Lis est paralysée des jambes et se fait conduire par Fando dans une voiture d’enfant. Ils s’aiment d’un amour sincère. Or, Tar est un rêve, une utopie car personne ne sait comment l’atteindre. Fando, incapable d’assumer ses échecs et ses responsabilités s’éloigne de la réalité, contrairement à Lis, plus lucide. La dépendance des deux personnages se renforce : Lis, ne peut vivre sans Fando et celui – ci ne peut faire face à sa propre solitude. La violence physique de Fando et l’abandon de Lis les conduiront vers une fin tragique : la mort de l’un et le suicide probable de l’autre.
Seule la poussette restera comme témoin de leur histoire panique et éphémère.

Le trouble, l’invention et le génie d’Arrabal nous sont gracieusement offerts par l’arrivée de trois curieux personnages : Namur, Mitaro et Toso.
Dandys absurdes, génialement paradoxaux, témoins de l’incertitude, des angoisses et de la division du monde occidental.
Sous l’apparence d’augures ou de passeurs, viennent – ils apporter un message ? Burlesques et grandiloquents lorsque la situation touche au tragique, ou, au contraire, rationnels et méthodiques si trop de confusion ; ils sont les détenteurs du code arrabalien.
Ils planent sur la pièce, tels de vieux amis, et sont libres de toute interprétation.

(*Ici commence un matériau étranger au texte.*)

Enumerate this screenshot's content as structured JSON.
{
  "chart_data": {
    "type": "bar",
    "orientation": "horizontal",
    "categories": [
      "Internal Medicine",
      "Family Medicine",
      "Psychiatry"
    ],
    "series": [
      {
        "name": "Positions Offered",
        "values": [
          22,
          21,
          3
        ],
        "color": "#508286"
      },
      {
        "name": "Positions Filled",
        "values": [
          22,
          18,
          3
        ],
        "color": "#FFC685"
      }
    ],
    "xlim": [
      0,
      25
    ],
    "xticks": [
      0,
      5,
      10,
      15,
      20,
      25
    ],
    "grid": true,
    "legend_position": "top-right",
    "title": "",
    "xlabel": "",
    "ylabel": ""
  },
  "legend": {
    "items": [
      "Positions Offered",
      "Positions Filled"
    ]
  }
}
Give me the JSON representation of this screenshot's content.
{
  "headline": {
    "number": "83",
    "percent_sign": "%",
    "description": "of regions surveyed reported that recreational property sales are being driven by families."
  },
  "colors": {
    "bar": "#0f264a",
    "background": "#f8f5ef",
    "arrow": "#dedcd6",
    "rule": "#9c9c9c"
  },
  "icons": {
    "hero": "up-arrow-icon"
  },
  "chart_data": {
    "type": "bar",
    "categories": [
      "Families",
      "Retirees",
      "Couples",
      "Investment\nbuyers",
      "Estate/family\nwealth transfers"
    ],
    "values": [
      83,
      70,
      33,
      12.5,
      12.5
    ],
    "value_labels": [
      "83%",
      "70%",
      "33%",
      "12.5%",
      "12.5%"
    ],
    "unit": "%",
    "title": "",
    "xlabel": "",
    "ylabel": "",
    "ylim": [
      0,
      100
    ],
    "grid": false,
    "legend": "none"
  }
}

De part son allure baroque, monter cette pièce nécessite une mise scène en constante évolution : construire et détruire pour distiller l’essentiel. Révéler l’authenticité des comédiens. Mettre en valeur la tenue du corps par le soin qu’ils apportent à leur rôle.
L’acteur, par le respect de la didascalie et de la prosodie, intègre l’essence du texte comme s’il s’agissait d’une partition afin de pénétrer la pensée de l’auteur et la dynamique des personnages qui en découle.

J’ai fait le choix d’une scénographie épurée pour servir un spectacle où se mêlent poésie et cruauté. L’intemporalité des costumes, l’énergie des maquillages et le jeu des éclairages ambres, azurs ou rouges, nous révèlent la saveur toute méditerranéenne.

Fando et Lis sont des vagabonds… Une petite voiture, un tambour… Ils s’imaginent et se racontent. Sales, fatigués…. c’est de leur misère que naissent le rêve, la beauté et la folie.